Mas Gabriel era forte nesses sentidos todos de assumir, mesmo com um pequeníssimo desespero domingueiro a sua existência longe dessas observações existenciais. Pois, para o grosso da humanidade a solidão é vivida como algo extremamente cruel aos seus sentidos. Porém, embora Gabriel Sombra de vez em quando sentisse esse sentimento com mais intensidade, fazia dele uma necessidade. A necessidade de estar só o protegia de inconvenientes contraditórios. “Nunca quis que alguém se metesse na minha vida, mesmo”, pensou, com uma certa intensidade. O peso da solidão, que porventura o levasse a sentir-se incomodado, era passageiro. Durava apenas algumas precaríssimas horas de domingos e feriados, antes e depois do almoço.
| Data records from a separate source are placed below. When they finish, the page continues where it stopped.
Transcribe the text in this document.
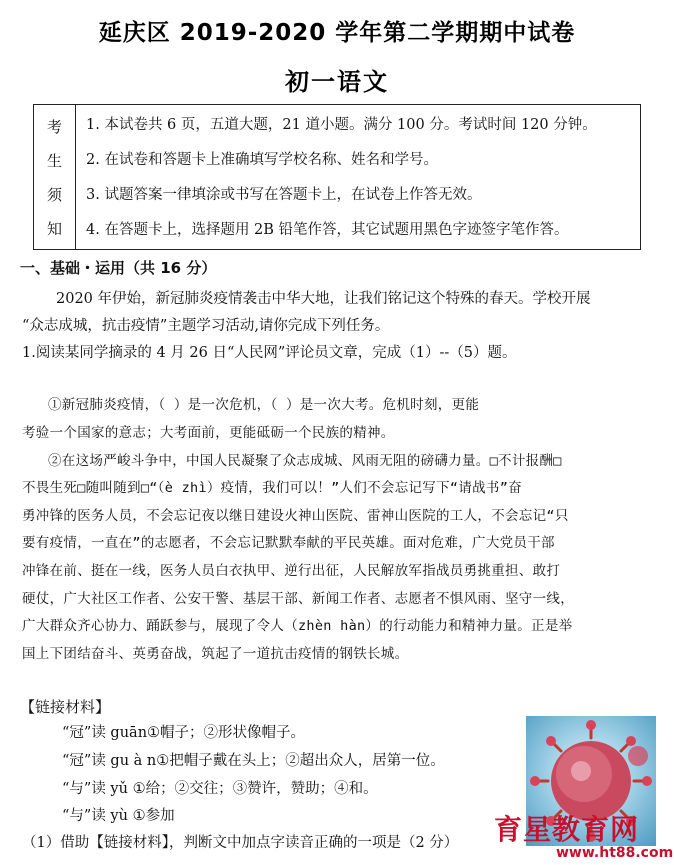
延庆区 2019-2020 学年第二学期期中试卷
初一语文
考
生
须
知
1. 本试卷共 6 页，五道大题，21 道小题。满分 100 分。考试时间 120 分钟。
2. 在试卷和答题卡上准确填写学校名称、姓名和学号。
3. 试题答案一律填涂或书写在答题卡上，在试卷上作答无效。
4. 在答题卡上，选择题用 2B 铅笔作答，其它试题用黑色字迹签字笔作答。
一、基础・运用（共 16 分）
2020 年伊始，新冠肺炎疫情袭击中华大地，让我们铭记这个特殊的春天。学校开展
“众志成城，抗击疫情”主题学习活动,请你完成下列任务。
1.阅读某同学摘录的 4 月 26 日“人民网”评论员文章，完成（1）--（5）题。
①新冠肺炎疫情，（ ）是一次危机，（ ）是一次大考。危机时刻，更能
考验一个国家的意志；大考面前，更能砥砺一个民族的精神。
②在这场严峻斗争中，中国人民凝聚了众志成城、风雨无阻的磅礴力量。□不计报酬□
不畏生死□随叫随到□“（è zhì）疫情，我们可以！”人们不会忘记写下“请战书”奋
勇冲锋的医务人员，不会忘记夜以继日建设火神山医院、雷神山医院的工人，不会忘记“只
要有疫情，一直在”的志愿者，不会忘记默默奉献的平民英雄。面对危难，广大党员干部
冲锋在前、挺在一线，医务人员白衣执甲、逆行出征，人民解放军指战员勇挑重担、敢打
硬仗，广大社区工作者、公安干警、基层干部、新闻工作者、志愿者不惧风雨、坚守一线，
广大群众齐心协力、踊跃参与，展现了令人（zhèn hàn）的行动能力和精神力量。正是举
国上下团结奋斗、英勇奋战，筑起了一道抗击疫情的钢铁长城。
【链接材料】
“冠”读 guān①帽子；②形状像帽子。
“冠”读 gu à n①把帽子戴在头上；②超出众人，居第一位。
“与”读 yǔ ①给；②交往；③赞许，赞助；④和。
“与”读 yù ①参加
（1）借助【链接材料】，判断文中加点字读音正确的一项是（2 分） 育星教育网
www.ht88.com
Até o anoitecer, quando então voltava para a sua “caverna meditatória”. E, como está escrito neste livro de consoladores e solitários extremos: E eu rogarei ao Pai, e ele vos dará outro Consolador, para que fique convosco para sempre, o Espírito da verdade, que o mundo não pode receber, porque não o vê, nem o conhece; mas vós o conheceis, porque habita convosco e estará em vós. Não vos deixarei órfãos; voltarei para vós... Quantas vezes o provocaram no deserto e o ofenderam na solidão!Porque o SENHOR consolará a Sião, e consolará a todos os seus lugares assolados, e fará o seu deserto como o Éden e a sua solidão, como o jardim do SENHOR; gozo e alegria se acharão nela, ações de graças e voz de melodia... As tuas cidades porei em solidão, e tu te tornarás em assolação; e saberás que eu sou o SENHOR.

...Então, ao colocar o ponto final em seu ensaio sobre a solidão, Gabriel Sombra, o poeta solitário da cidade de Manaus, olhou para o seu pequenino relógio de pulso e percebeu que estava na hora de sair para almoçar...

E foi o que fez, para imenso prazer de sua alma.